Cephalexin Dosing for UTI in Pregnancy
For a 39-week pregnant woman with a urinary tract infection, cephalexin 500 mg orally every 6 hours (four times daily) for 7-14 days is the appropriate treatment regimen.
Dosing Recommendation
The FDA-approved dosing for uncomplicated cystitis is 500 mg every 12 hours for 7-14 days 1. However, this recommendation comes with important caveats for pregnancy:
Key Considerations for Pregnancy
Beta-lactams like cephalexin are less well-studied and have inferior efficacy compared to first-line agents for UTIs 2. The IDSA guidelines note that cephalexin specifically is "less well studied but may also be appropriate in certain settings" (B-III evidence) 2. Despite this limitation, cephalexin remains a reasonable choice in pregnancy because:
- Safety profile: Cephalexin is safe in pregnancy and achieves high urinary concentrations (500-1000 mcg/mL following 250-500 mg doses) 3
- Fluoroquinolones and trimethoprim-sulfamethoxazole are contraindicated in pregnancy, making beta-lactams like cephalexin necessary alternatives
- Proven efficacy in pregnancy: A prospective study demonstrated 91.4% successful therapy with oral cephalexin 500 mg every 6 hours in pregnant women with acute pyelonephritis 4
Dosing Frequency: A Critical Decision
While the FDA label suggests 500 mg every 12 hours is acceptable 1, more frequent dosing (every 6 hours) may be preferable in pregnancy for several reasons:
- The pregnancy study showing 91.4% success used 500 mg every 6 hours 4
- Recent non-pregnancy data shows twice-daily dosing (500 mg BID) has similar efficacy to four-times-daily dosing for uncomplicated UTI 5, 6, 7, but these studies excluded pregnant patients
- Pregnancy increases renal clearance and body water turnover, potentially requiring higher or more frequent dosing 3
Duration of Therapy
Treat for 7-14 days 1. The specific duration depends on:
- Lower UTI (cystitis): 7 days is typically sufficient
- Upper UTI (pyelonephritis): 10-14 days is recommended 2
- Clinical response: Continue until symptoms resolve and patient remains afebrile for at least 24-48 hours
Clinical Algorithm
- Confirm diagnosis: Obtain urine culture before starting antibiotics
- Initiate empiric therapy: Cephalexin 500 mg PO every 6 hours
- Monitor response: Patient should show clinical improvement within 24-48 hours
- Adjust based on culture: Tailor therapy once susceptibilities return
- Complete full course: 7 days minimum for cystitis, 10-14 days for pyelonephritis
Important Caveats
If the patient appears toxic or cannot tolerate oral intake, parenteral therapy is required initially. Consider ceftriaxone 1-2 g IV daily until clinical improvement, then transition to oral cephalexin 8.

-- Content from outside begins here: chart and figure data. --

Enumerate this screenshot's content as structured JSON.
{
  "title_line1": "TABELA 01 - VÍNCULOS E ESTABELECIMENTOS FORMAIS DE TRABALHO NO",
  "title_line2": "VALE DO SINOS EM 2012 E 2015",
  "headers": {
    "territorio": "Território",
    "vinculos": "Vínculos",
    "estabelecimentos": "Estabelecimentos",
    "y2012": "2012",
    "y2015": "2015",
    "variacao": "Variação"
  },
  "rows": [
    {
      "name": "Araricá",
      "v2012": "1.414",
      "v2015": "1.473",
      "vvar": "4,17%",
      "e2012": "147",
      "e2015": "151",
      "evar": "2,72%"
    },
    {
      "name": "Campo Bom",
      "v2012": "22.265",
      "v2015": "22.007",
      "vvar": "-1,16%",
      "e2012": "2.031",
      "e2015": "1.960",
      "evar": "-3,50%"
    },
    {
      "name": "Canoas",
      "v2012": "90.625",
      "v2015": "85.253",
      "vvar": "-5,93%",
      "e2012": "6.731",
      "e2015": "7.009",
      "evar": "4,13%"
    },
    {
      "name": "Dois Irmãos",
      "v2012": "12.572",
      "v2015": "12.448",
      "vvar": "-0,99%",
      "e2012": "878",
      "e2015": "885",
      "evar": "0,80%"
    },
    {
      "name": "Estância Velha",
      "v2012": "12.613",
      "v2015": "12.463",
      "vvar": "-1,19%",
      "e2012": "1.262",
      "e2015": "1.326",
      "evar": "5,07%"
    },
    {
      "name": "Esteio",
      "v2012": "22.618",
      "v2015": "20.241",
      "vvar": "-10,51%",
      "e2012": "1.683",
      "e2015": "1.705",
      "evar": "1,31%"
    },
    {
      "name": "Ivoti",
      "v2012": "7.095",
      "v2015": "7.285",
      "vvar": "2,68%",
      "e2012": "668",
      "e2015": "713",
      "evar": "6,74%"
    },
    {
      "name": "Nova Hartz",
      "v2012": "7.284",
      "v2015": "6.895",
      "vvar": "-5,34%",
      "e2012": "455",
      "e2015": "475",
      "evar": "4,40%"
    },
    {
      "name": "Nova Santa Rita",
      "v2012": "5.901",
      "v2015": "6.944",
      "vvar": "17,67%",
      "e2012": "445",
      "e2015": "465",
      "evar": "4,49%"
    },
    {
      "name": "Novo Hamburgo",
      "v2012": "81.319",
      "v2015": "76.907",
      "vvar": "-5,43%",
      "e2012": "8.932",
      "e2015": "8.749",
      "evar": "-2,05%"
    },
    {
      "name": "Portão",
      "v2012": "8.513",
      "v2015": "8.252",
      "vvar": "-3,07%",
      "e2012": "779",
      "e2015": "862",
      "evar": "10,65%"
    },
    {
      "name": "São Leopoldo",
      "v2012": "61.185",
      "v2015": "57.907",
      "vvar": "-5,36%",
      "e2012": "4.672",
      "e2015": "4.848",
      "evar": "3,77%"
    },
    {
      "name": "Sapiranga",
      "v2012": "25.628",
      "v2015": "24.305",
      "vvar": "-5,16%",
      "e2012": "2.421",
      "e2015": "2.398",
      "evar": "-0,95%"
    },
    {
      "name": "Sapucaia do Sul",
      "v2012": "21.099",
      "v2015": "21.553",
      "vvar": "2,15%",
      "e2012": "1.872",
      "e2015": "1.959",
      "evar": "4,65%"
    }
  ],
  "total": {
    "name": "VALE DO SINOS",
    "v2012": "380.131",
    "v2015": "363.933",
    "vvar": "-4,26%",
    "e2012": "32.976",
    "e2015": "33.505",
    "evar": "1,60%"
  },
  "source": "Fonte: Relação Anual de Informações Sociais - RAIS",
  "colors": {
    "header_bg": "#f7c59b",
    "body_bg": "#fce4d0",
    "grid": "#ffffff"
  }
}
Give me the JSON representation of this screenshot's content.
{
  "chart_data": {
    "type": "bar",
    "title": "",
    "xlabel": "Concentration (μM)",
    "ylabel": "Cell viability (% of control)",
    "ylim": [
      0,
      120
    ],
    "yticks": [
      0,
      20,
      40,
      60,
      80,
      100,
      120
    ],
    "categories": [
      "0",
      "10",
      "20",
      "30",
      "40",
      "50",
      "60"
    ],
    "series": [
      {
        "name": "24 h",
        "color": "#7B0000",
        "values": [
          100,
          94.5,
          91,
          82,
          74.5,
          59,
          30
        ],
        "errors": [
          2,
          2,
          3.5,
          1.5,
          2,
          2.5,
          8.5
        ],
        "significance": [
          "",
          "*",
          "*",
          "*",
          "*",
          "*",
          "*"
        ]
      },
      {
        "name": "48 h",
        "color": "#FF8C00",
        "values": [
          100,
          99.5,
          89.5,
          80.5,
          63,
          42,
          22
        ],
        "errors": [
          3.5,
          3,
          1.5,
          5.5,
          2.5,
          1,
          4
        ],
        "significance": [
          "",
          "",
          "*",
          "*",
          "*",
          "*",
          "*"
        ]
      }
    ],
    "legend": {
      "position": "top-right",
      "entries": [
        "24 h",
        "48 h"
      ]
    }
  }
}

Local resistance patterns matter: Cephalexin susceptibility varies geographically 9. If local E. coli resistance to cephalexin exceeds 20%, consider alternative agents or ensure culture-directed therapy.
Nitrofurantoin and ampicillin are alternatives but have limitations: nitrofurantoin should not be used if pyelonephritis is suspected (inadequate tissue penetration), and ampicillin has high resistance rates globally 2.
Post-treatment follow-up: Pregnant women require post-treatment urine cultures to confirm eradication, as asymptomatic bacteriuria in pregnancy requires treatment to prevent pyelonephritis and adverse pregnancy outcomes 10.